Andrew Berry
Quick Facts
Biography
Andrew Berry (born 1963) is a British evolutionary biologist and historian of science with a particular interest in Alfred Wallace. He was a Junior Fellow at the Harvard Society of Fellows and is currently a lecturer in Organismic and Evolutionary Biology at Harvard University. His research combined field and laboratory methods to detect positive Darwinian selection (i.e. adaptive evolution) at the molecular level in natural populations. In addition to technical articles, he has published in the London Review of Books, Slate, and elsewhere. He has published two books: Infinite tropics: an Alfred Russel Wallace anthology, 2003, with a foreword written by Stephen Jay Gould, and DNA: The Secret of Life with James D. Watson, 2003. In addition to lecturing at Harvard, he also leads a Harvard Summer Study Abroad program at Queen's College, Oxford on the history of evolutionary biology and on current ideas in the field. He teaches evolutionary biology regularly at Sabancı University in Istanbul, Turkey, and is accordingly targeted by Turkish creationist organizations.

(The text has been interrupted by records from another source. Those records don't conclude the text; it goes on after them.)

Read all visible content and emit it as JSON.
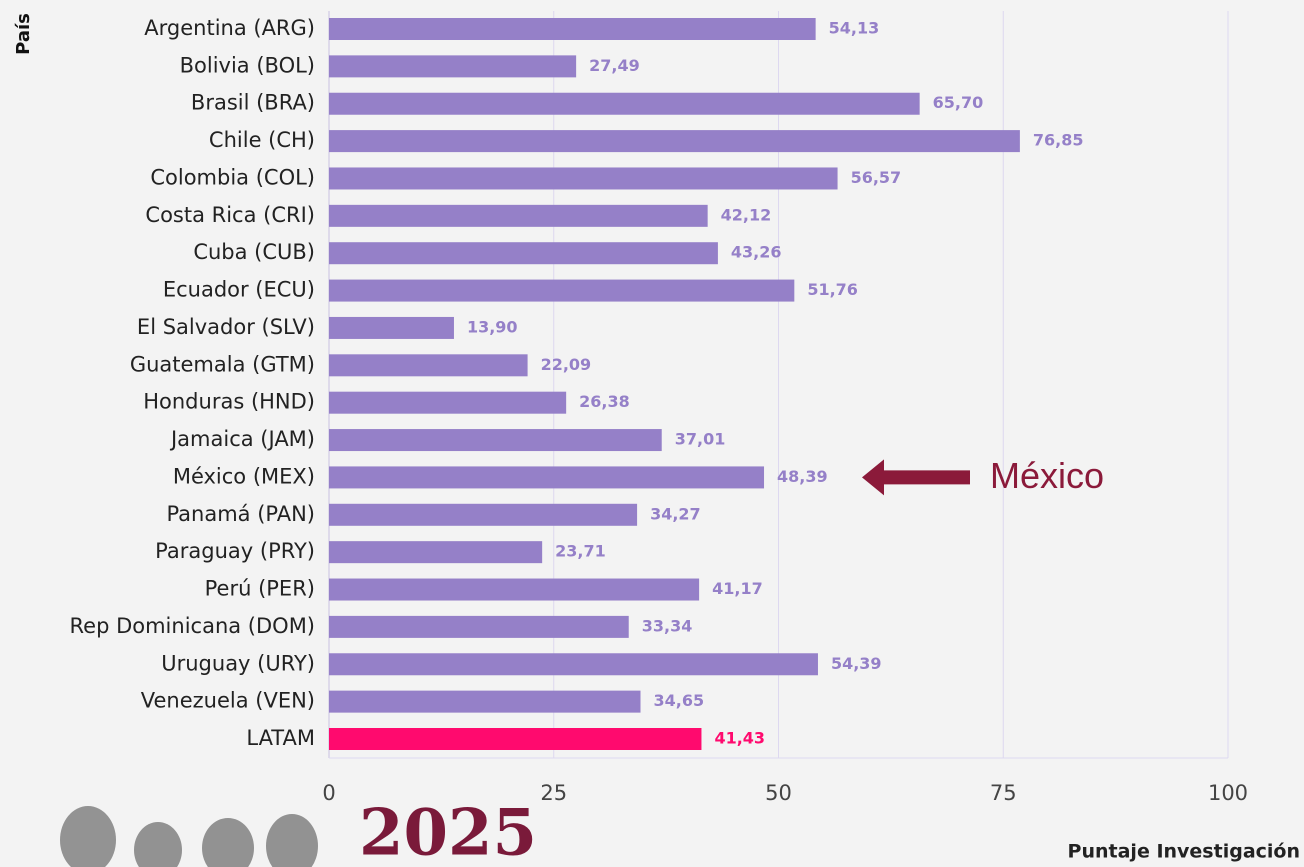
{
  "chart_data": {
    "type": "barh",
    "categories": [
      "Argentina (ARG)",
      "Bolivia (BOL)",
      "Brasil (BRA)",
      "Chile (CH)",
      "Colombia (COL)",
      "Costa Rica (CRI)",
      "Cuba (CUB)",
      "Ecuador (ECU)",
      "El Salvador (SLV)",
      "Guatemala (GTM)",
      "Honduras (HND)",
      "Jamaica (JAM)",
      "México (MEX)",
      "Panamá (PAN)",
      "Paraguay (PRY)",
      "Perú (PER)",
      "Rep Dominicana (DOM)",
      "Uruguay (URY)",
      "Venezuela (VEN)",
      "LATAM"
    ],
    "values": [
      54.13,
      27.49,
      65.7,
      76.85,
      56.57,
      42.12,
      43.26,
      51.76,
      13.9,
      22.09,
      26.38,
      37.01,
      48.39,
      34.27,
      23.71,
      41.17,
      33.34,
      54.39,
      34.65,
      41.43
    ],
    "value_labels": [
      "54,13",
      "27,49",
      "65,70",
      "76,85",
      "56,57",
      "42,12",
      "43,26",
      "51,76",
      "13,90",
      "22,09",
      "26,38",
      "37,01",
      "48,39",
      "34,27",
      "23,71",
      "41,17",
      "33,34",
      "54,39",
      "34,65",
      "41,43"
    ],
    "colors": [
      "#9580c8",
      "#9580c8",
      "#9580c8",
      "#9580c8",
      "#9580c8",
      "#9580c8",
      "#9580c8",
      "#9580c8",
      "#9580c8",
      "#9580c8",
      "#9580c8",
      "#9580c8",
      "#9580c8",
      "#9580c8",
      "#9580c8",
      "#9580c8",
      "#9580c8",
      "#9580c8",
      "#9580c8",
      "#ff0a6e"
    ],
    "xlim": [
      0,
      100
    ],
    "xticks": [
      0,
      25,
      50,
      75,
      100
    ],
    "grid": true,
    "y_axis_label": "País",
    "x_axis_label": "Puntaje Investigación",
    "annotation": {
      "text": "México",
      "color": "#8b1a3a"
    },
    "logo_text": "2025"
  }
}
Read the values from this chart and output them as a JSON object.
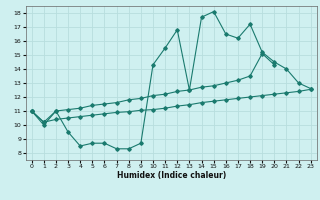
{
  "title": "",
  "xlabel": "Humidex (Indice chaleur)",
  "bg_color": "#cff0f0",
  "line_color": "#1a7a6e",
  "grid_color": "#b8dede",
  "xlim": [
    -0.5,
    23.5
  ],
  "ylim": [
    7.5,
    18.5
  ],
  "xticks": [
    0,
    1,
    2,
    3,
    4,
    5,
    6,
    7,
    8,
    9,
    10,
    11,
    12,
    13,
    14,
    15,
    16,
    17,
    18,
    19,
    20,
    21,
    22,
    23
  ],
  "yticks": [
    8,
    9,
    10,
    11,
    12,
    13,
    14,
    15,
    16,
    17,
    18
  ],
  "main_line_x": [
    0,
    1,
    2,
    3,
    4,
    5,
    6,
    7,
    8,
    9,
    10,
    11,
    12,
    13,
    14,
    15,
    16,
    17,
    18,
    19,
    20,
    21,
    22,
    23
  ],
  "main_line_y": [
    11,
    10,
    11,
    9.5,
    8.5,
    8.7,
    8.7,
    8.3,
    8.3,
    8.7,
    14.3,
    15.5,
    16.8,
    12.5,
    17.7,
    18.1,
    16.5,
    16.2,
    17.2,
    15.2,
    14.5,
    14.0,
    13.0,
    12.6
  ],
  "upper_line_x": [
    0,
    1,
    2,
    3,
    4,
    5,
    6,
    7,
    8,
    9,
    10,
    11,
    12,
    13,
    14,
    15,
    16,
    17,
    18,
    19,
    20
  ],
  "upper_line_y": [
    11,
    10.2,
    11.0,
    11.1,
    11.2,
    11.4,
    11.5,
    11.6,
    11.8,
    11.9,
    12.1,
    12.2,
    12.4,
    12.5,
    12.7,
    12.8,
    13.0,
    13.2,
    13.5,
    15.1,
    14.3
  ],
  "lower_line_x": [
    0,
    1,
    2,
    3,
    4,
    5,
    6,
    7,
    8,
    9,
    10,
    11,
    12,
    13,
    14,
    15,
    16,
    17,
    18,
    19,
    20,
    21,
    22,
    23
  ],
  "lower_line_y": [
    11,
    10.2,
    10.4,
    10.5,
    10.6,
    10.7,
    10.8,
    10.9,
    10.95,
    11.05,
    11.1,
    11.2,
    11.35,
    11.45,
    11.6,
    11.7,
    11.8,
    11.9,
    12.0,
    12.1,
    12.2,
    12.3,
    12.4,
    12.55
  ]
}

Berry has worked on the script development for several major TV shows: Race, the Power of an Illusion in 2003 by PBS, the 5-part Channel 4 DNA, and NOVA's Lord of the Ants. In 2013, along with George Beccaloni, curator with a special interest in Orthopteroidea and the Alfred Russel Wallace collections at the Natural History Museum, London, Berry narrated a short animated film for The New York Times to celebrate the Alfred Russel Wallace′s centenary.

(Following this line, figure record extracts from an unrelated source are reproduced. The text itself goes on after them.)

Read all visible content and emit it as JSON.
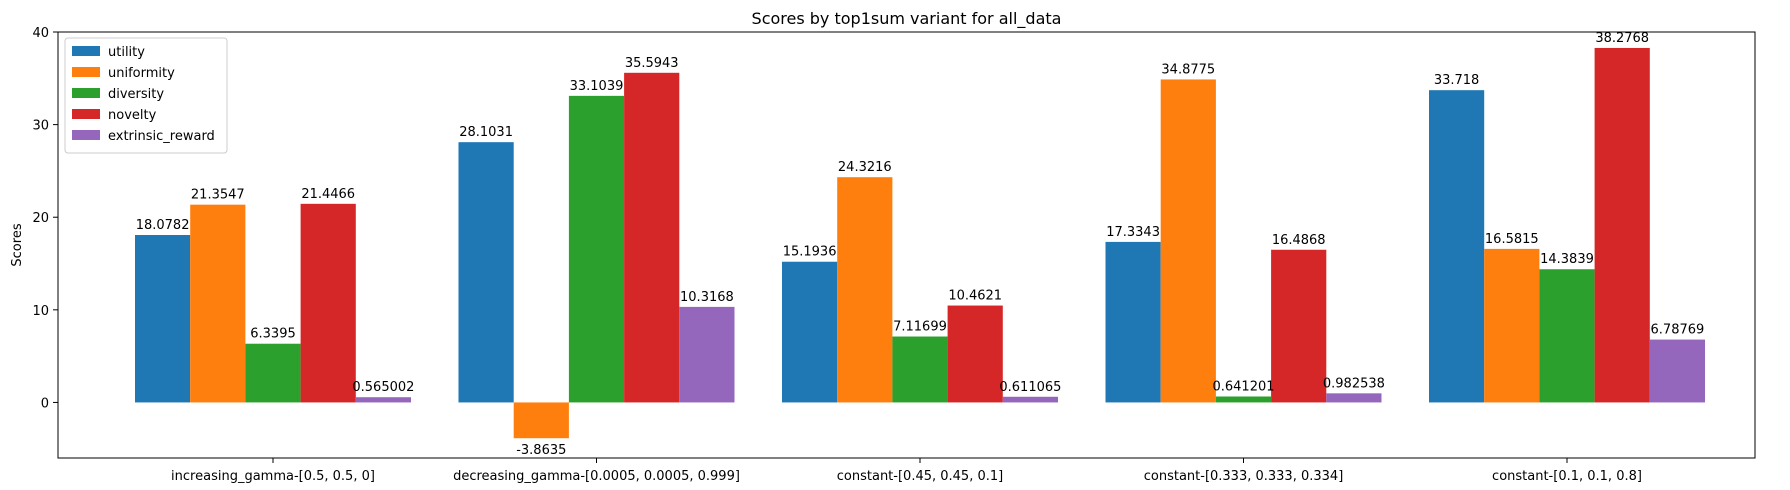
{
  "chart_data": {
    "type": "bar",
    "title": "Scores by top1sum variant for all_data",
    "xlabel": "",
    "ylabel": "Scores",
    "ylim": [
      -6,
      40
    ],
    "yticks": [
      0,
      10,
      20,
      30,
      40
    ],
    "grid": false,
    "legend_position": "top-left",
    "categories": [
      "increasing_gamma-[0.5, 0.5, 0]",
      "decreasing_gamma-[0.0005, 0.0005, 0.999]",
      "constant-[0.45, 0.45, 0.1]",
      "constant-[0.333, 0.333, 0.334]",
      "constant-[0.1, 0.1, 0.8]"
    ],
    "series": [
      {
        "name": "utility",
        "color": "#1f77b4",
        "values": [
          18.0782,
          28.1031,
          15.1936,
          17.3343,
          33.718
        ],
        "labels": [
          "18.0782",
          "28.1031",
          "15.1936",
          "17.3343",
          "33.718"
        ]
      },
      {
        "name": "uniformity",
        "color": "#ff7f0e",
        "values": [
          21.3547,
          -3.8635,
          24.3216,
          34.8775,
          16.5815
        ],
        "labels": [
          "21.3547",
          "-3.8635",
          "24.3216",
          "34.8775",
          "16.5815"
        ]
      },
      {
        "name": "diversity",
        "color": "#2ca02c",
        "values": [
          6.3395,
          33.1039,
          7.11699,
          0.641201,
          14.3839
        ],
        "labels": [
          "6.3395",
          "33.1039",
          "7.11699",
          "0.641201",
          "14.3839"
        ]
      },
      {
        "name": "novelty",
        "color": "#d62728",
        "values": [
          21.4466,
          35.5943,
          10.4621,
          16.4868,
          38.2768
        ],
        "labels": [
          "21.4466",
          "35.5943",
          "10.4621",
          "16.4868",
          "38.2768"
        ]
      },
      {
        "name": "extrinsic_reward",
        "color": "#9467bd",
        "values": [
          0.565002,
          10.3168,
          0.611065,
          0.982538,
          6.78769
        ],
        "labels": [
          "0.565002",
          "10.3168",
          "0.611065",
          "0.982538",
          "6.78769"
        ]
      }
    ]
  }
}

Personal Background and Education
Andrew Berry was born in 1963 in London. His father is biologist R. J. Berry. He attended Shrewsbury School, has a degree in Zoology from St John's College, University of Oxford, and did his PhD under Martin Kreitman in evolutionary genetics at Princeton University. At Harvard, he did post-doctoral work in Richard Lewontin's lab.
He is married to Harvard Professor Naomi Pierce, and they have twin daughters named Megan and Katie.